哀愁を誘う表情の練習、鏡の前でして、虚しくなる。落ち込む私見て、しばちゃんが尻尾を振って歩いてくる。
暗がりの中で
あなたの靴のあと頼りに泥濘む道を歩いていく
朝が来たら消えてしまうから
どこまでも続く青い空
死んだ時にしか触れられない
雲の階段で天国にいけたらいい
衣替え
衣替えをする日は、姉のお下がりを貰える日だった。自分の服よりもオシャレなデザインの服を、欲しいなと思っていた服をもらえると、嬉しかったのを覚えている。
それは、年の離れた姉に、少しでも近づけたような気がしたからだ。
「衣替えなんて、最近はしなくなったよね」
二人目の子どもが卒乳してお酒が解禁となった姉が、カクテルの缶をあけながらそう言った。
「まあ、今時ウォークインクローゼットとかでまとめて片付けてる人多そう」
私もハイボールの缶をあけながら、一人暮らしをしてから衣替えなんて1回もしたことがないな、と呟く。
「一人暮らしなんて、する必要ないでしょ」
「するほど服がないし収納がない」
それなー、と笑う姉の顔は、お酒のせいか赤く色づいてりんごみたいになっていた。
今日は法事で実家に帰ってきていた。

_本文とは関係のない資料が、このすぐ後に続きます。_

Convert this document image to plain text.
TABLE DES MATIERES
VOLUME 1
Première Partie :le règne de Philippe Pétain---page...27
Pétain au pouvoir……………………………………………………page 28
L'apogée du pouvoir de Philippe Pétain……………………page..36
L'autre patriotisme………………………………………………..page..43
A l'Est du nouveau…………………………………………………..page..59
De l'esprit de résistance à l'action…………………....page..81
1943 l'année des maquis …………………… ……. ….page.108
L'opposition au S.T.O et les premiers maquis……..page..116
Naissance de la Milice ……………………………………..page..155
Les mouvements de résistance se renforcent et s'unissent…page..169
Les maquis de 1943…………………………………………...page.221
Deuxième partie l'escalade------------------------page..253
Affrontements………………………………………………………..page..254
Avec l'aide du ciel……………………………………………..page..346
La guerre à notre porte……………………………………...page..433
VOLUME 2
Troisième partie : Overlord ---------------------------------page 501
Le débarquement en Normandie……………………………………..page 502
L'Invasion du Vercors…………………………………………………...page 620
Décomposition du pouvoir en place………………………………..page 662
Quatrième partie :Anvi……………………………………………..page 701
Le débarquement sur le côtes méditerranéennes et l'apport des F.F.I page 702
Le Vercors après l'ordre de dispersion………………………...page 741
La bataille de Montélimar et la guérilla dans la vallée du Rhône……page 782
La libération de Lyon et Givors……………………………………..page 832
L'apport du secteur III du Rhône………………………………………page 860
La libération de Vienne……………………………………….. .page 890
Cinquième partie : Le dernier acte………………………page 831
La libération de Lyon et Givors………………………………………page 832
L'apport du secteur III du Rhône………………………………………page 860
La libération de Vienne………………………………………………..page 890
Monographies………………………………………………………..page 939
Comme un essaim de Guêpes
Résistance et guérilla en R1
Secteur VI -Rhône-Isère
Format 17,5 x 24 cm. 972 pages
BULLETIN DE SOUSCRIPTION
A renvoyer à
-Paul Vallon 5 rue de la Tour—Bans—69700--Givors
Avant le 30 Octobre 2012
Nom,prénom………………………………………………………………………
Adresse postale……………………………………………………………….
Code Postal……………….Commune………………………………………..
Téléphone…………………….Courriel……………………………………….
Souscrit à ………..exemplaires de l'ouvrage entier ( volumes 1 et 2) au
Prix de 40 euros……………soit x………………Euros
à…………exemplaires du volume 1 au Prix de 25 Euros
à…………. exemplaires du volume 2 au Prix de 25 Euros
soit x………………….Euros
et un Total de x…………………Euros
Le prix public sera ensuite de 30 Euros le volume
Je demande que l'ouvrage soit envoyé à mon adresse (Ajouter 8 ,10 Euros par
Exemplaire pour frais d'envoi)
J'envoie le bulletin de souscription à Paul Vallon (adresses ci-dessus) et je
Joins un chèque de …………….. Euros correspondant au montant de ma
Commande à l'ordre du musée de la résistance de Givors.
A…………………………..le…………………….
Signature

食事会も終わり親戚が帰路に着いていた。母が二人とも帰ってきたならついでに衣替えで要らなくなった服や、実家に置いたままだった服を処分したいと言って、必要なものはないか確認してくれと畳の上にかなりの量の服を置いていった。
「久しぶりの酒うまい?」
「うまい。弱いけどね」
「お姉ちゃんはお父さん似よね、お酒好きだけど弱いっていう」
「ほんとそれ。顔に出るの嫌なんだよね」
そう言いながら、姉は乱雑に置かれた服を手に取り始めた。
「あ、これ中学生ぐらいの時のじゃない?」
「うわ、なつかし。お姉ちゃんこれ着てたね」
「さすがに子どもたちも着られないだろうしなー。さよならだわ」
ぽいっと、これから要らない服の山が形成されていくであろう場所に、最初に置かれたのは昔の姉の服だった。

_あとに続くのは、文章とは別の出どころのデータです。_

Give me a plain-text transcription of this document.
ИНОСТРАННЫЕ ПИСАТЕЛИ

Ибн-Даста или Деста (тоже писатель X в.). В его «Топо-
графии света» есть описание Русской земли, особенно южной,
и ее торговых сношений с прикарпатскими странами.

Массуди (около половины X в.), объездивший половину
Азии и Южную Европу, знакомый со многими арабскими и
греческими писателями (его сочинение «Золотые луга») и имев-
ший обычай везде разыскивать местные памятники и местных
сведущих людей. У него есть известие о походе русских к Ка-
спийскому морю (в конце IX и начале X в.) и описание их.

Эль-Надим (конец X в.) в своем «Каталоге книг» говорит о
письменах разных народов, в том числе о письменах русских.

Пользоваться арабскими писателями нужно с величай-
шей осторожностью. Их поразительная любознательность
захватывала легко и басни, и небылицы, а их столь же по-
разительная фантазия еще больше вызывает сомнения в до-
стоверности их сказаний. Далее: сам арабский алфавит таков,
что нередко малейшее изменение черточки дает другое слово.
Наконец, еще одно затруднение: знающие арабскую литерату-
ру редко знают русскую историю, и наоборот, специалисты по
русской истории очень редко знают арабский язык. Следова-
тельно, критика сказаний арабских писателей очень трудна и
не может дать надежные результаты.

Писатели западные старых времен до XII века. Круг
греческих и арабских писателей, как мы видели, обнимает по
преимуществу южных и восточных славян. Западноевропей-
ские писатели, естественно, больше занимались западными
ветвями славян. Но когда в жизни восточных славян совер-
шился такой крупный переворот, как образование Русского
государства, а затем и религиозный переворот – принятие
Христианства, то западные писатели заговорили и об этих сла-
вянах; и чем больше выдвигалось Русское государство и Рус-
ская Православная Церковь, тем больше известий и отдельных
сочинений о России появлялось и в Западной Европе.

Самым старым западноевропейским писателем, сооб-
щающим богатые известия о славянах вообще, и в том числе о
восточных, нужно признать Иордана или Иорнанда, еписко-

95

それを私は手に取り、これ欲しかったんだよね、と呟く。
「え、欲しい?持ってく?」
「そうじゃなくて、昔欲しかったってこと」
「あー着たかったのね。これ私もお気に入りだったからあげなかったな」
「そうそう。中高だと背もあんま変わらんかったし、服もらえなくなってったんだよね」
「いいじゃん、お古じゃなくて新しいの欲しかったでしょ」
「うーん、まあ、そうだけど。お姉ちゃんのが欲しいってのもあるじゃん?」
「そういうもんかね」
「そういうもんよ、妹ってのは」
ハイボールを飲み干しながら、あのときの自分はとにかく大人びたかったと思い出す。
姉がどんどん大人になって、話も合わなくなって、そんな寂しさを埋めるものが、姉からのお下がりだったようで。
そんなことを思いながら、今の私には着ることのできない服を丁寧に畳んで、そっと畳の上に置いた。

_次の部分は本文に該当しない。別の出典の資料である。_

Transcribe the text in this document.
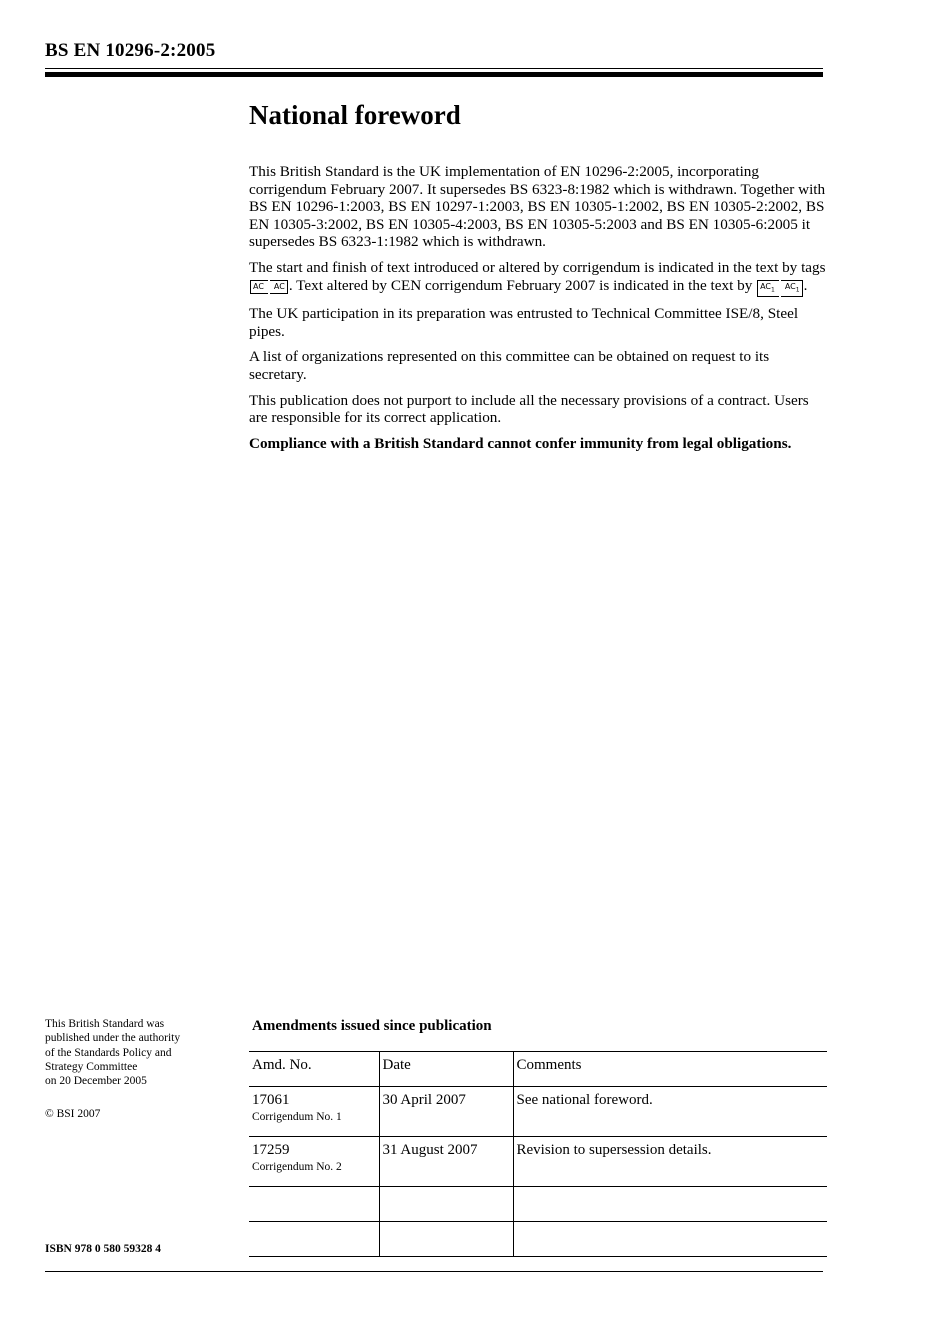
BS EN 10296-2:2005
National foreword

This British Standard is the UK implementation of EN 10296-2:2005, incorporating corrigendum February 2007. It supersedes BS 6323-8:1982 which is withdrawn. Together with BS EN 10296-1:2003, BS EN 10297-1:2003, BS EN 10305-1:2002, BS EN 10305-2:2002, BS EN 10305-3:2002, BS EN 10305-4:2003, BS EN 10305-5:2003 and BS EN 10305-6:2005 it supersedes BS 6323-1:1982 which is withdrawn.

The start and finish of text introduced or altered by corrigendum is indicated in the text by tags AC AC . Text altered by CEN corrigendum February 2007 is indicated in the text by $AC_1$ $AC_1$ .

The UK participation in its preparation was entrusted to Technical Committee ISE/8, Steel pipes.

A list of organizations represented on this committee can be obtained on request to its secretary.

This publication does not purport to include all the necessary provisions of a contract. Users are responsible for its correct application.

Compliance with a British Standard cannot confer immunity from legal obligations.

This British Standard was
published under the authority
of the Standards Policy and
Strategy Committee
on 20 December 2005
© BSI 2007
ISBN 978 0 580 59328 4
Amendments issued since publication
Amd. No.	Date	Comments
17061
Corrigendum No. 1	30 April 2007	See national foreword.
17259
Corrigendum No. 2	31 August 2007	Revision to supersession details.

「ていうか、こっちがこんなに寒いとは思ってなかったんだけど。明日着る服寒いかも」
「私パーカー余分に持ってきたから、それ着る?」
「まじ?ありがと、借りるわ。子どもたちも寒いかもなー」
「ばあば連れて服買いにこ。買ってもらお」
「え、そうしよ」
始まりはいつも
やる気に満ちている。
グラスいっぱいに注がれたやる気は、一週間から一ヶ月、早くて2日で飲み干される。
その後は新たにやる気が注がれることはなく、グラスを洗うこともなく、ゴミ箱に捨ててなかったことになる。そしてしばらくして、新しいグラスを買い、やる気を注いで、また飲み干して、何も成し遂げられずに、ゴミ箱だけいっぱいになっている。